My parents told me that learning in college would happen fifty percent inside the classroom and fifty percent outside of it. My senior seminar’s trip to the Fourth Circuit Court of Appeals somehow fit both categories and easily was one of the most rewarding learning experiences I’ve had at the College. In classes, it’s easy to forget that what you learn directly affects the world we live in. Watching Juniper’s argument in person changed the class from feeling theoretical to feeling concrete and human; the issues and Supreme Court precedents we learned would facilitate Anthony Juniper’s life or death. It was sobering and moving.
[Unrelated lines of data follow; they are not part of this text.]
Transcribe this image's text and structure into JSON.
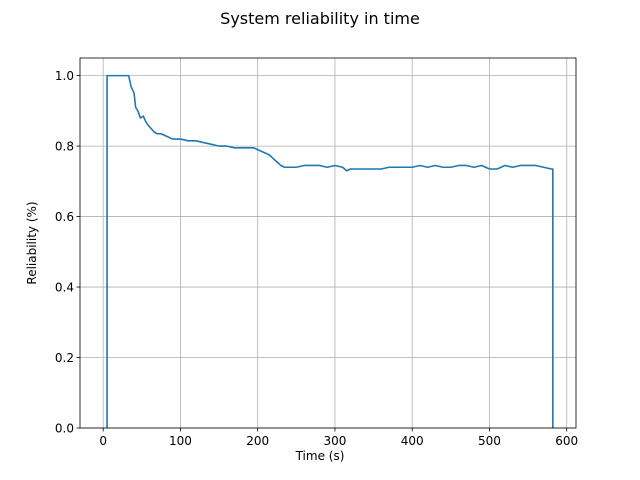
{
  "chart_data": {
    "type": "line",
    "title": "System reliability in time",
    "xlabel": "Time (s)",
    "ylabel": "Reliability (%)",
    "xlim": [
      -30,
      612
    ],
    "ylim": [
      0,
      1.05
    ],
    "x_ticks": [
      0,
      100,
      200,
      300,
      400,
      500,
      600
    ],
    "y_ticks": [
      0.0,
      0.2,
      0.4,
      0.6,
      0.8,
      1.0
    ],
    "x_tick_labels": [
      "0",
      "100",
      "200",
      "300",
      "400",
      "500",
      "600"
    ],
    "y_tick_labels": [
      "0.0",
      "0.2",
      "0.4",
      "0.6",
      "0.8",
      "1.0"
    ],
    "grid": true,
    "line_color": "#1f77b4",
    "series": [
      {
        "x": [
          5,
          5,
          6,
          10,
          20,
          30,
          33,
          36,
          40,
          42,
          45,
          48,
          52,
          55,
          58,
          62,
          66,
          70,
          75,
          80,
          90,
          100,
          110,
          120,
          130,
          140,
          150,
          160,
          170,
          180,
          190,
          195,
          200,
          205,
          210,
          215,
          220,
          225,
          230,
          235,
          240,
          250,
          260,
          270,
          280,
          290,
          300,
          310,
          315,
          320,
          330,
          340,
          350,
          360,
          370,
          380,
          390,
          400,
          410,
          420,
          430,
          440,
          450,
          460,
          470,
          480,
          490,
          500,
          510,
          520,
          530,
          540,
          550,
          560,
          570,
          580,
          582,
          582
        ],
        "y": [
          0.0,
          1.0,
          1.0,
          1.0,
          1.0,
          1.0,
          1.0,
          0.97,
          0.95,
          0.91,
          0.9,
          0.88,
          0.885,
          0.87,
          0.86,
          0.85,
          0.84,
          0.835,
          0.835,
          0.83,
          0.82,
          0.82,
          0.815,
          0.815,
          0.81,
          0.805,
          0.8,
          0.8,
          0.795,
          0.795,
          0.795,
          0.795,
          0.79,
          0.785,
          0.78,
          0.775,
          0.765,
          0.755,
          0.745,
          0.74,
          0.74,
          0.74,
          0.745,
          0.745,
          0.745,
          0.74,
          0.745,
          0.74,
          0.73,
          0.735,
          0.735,
          0.735,
          0.735,
          0.735,
          0.74,
          0.74,
          0.74,
          0.74,
          0.745,
          0.74,
          0.745,
          0.74,
          0.74,
          0.745,
          0.745,
          0.74,
          0.745,
          0.735,
          0.735,
          0.745,
          0.74,
          0.745,
          0.745,
          0.745,
          0.74,
          0.735,
          0.735,
          0.0
        ]
      }
    ]
  }
}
Professor Sasser arranged an opportunity for us to talk separately with the petitioner and respondent after the arguments. This was especially cool considering we “mooted” the case – meaning we practiced its oral argument – only four days before. We learned why they argued either for or against, how they prepared for the argument, what questions they expected, and even cooler – they asked us what we would have done differently. And, cooler than that: we were able to answer thoughtfully and knowledgably, because we had each done over a hundred pages of reading in preparation.
One of my favorite parts about the trip was that I experienced it with my classmates. Two forty-five minute road trips with Professor Sasser at the wheel invited games, stories, and laughter (and maybe a little innocuous Government Department gossip). These periods of transition – the car rides, the walk from the Courthouse to the Attorney General’s Office – allowed for unstructured time where my peers and I could just hang out and get to know one another outside of the classroom. Elaborating on or challenging a viewpoint is easier when you know that person, and we all felt the better classroom environment when we were back in Tyler Hall.
Most of our class was convinced that something went wrong in Anthony Juniper’s trial, so we eagerly await the opinion of the Fourth Circuit’s panel.